“I am working so please do not disturb. I do not sign autographs.”
This sign greets visitors to Andrew Wyeth’s former home and studio just up the road from the Brandywine Valley Museum. It’s the first indication that much remains just as the artist left it after he died in 2009 at the age of 91: family photographs, his boyhood collection of toy soldiers, and old 16-millimeter prints of favorite movies such as “The Big Parade” and “Captain Blood.”
In his modest studio, naturally lit by a huge north-facing window, brushes and easels are arranged as if Wyeth had just set them down, and sketches of animals and his signature stark landscapes hang or lie on the floor in various states of completion.

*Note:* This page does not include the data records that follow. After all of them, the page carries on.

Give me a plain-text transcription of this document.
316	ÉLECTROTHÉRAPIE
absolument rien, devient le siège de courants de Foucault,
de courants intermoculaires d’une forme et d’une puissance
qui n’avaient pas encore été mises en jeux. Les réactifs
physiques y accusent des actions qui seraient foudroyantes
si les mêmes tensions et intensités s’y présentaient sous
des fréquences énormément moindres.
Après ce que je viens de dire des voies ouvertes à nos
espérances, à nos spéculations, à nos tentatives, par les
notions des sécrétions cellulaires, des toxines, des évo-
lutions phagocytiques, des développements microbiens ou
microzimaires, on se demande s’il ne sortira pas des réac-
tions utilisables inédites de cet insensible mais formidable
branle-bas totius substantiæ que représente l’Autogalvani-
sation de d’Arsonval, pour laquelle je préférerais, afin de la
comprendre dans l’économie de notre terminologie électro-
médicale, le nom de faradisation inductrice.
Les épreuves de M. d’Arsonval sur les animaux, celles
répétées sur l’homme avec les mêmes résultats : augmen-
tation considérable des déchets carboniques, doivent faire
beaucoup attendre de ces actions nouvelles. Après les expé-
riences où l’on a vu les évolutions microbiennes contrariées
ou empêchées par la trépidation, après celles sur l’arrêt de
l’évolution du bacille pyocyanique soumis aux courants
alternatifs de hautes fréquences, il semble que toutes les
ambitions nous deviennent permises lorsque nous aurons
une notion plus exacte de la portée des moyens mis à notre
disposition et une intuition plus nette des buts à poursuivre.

The museum offers hour-long tours, April through November, of Andrews’s home/studio (separate from the admission fee) from April–November (there are also separate tours of N.C. Wyeth’s home and studio and nearby Kuerner Farm, inspiration for many of Andrew’s paintings). Take one or all of the tours, then check out the Wyeth paintings on display at the museum armed with new insights on the creative process of these great American artists. Follow this up with a bowl of local mushroom bisque in the museum’s window-walled cafe overlooking Brandywine Creek. It’s arguably the most welcoming spot in the world to settle in with a book and lose yourself in Wyeth’s somber, pastoral world.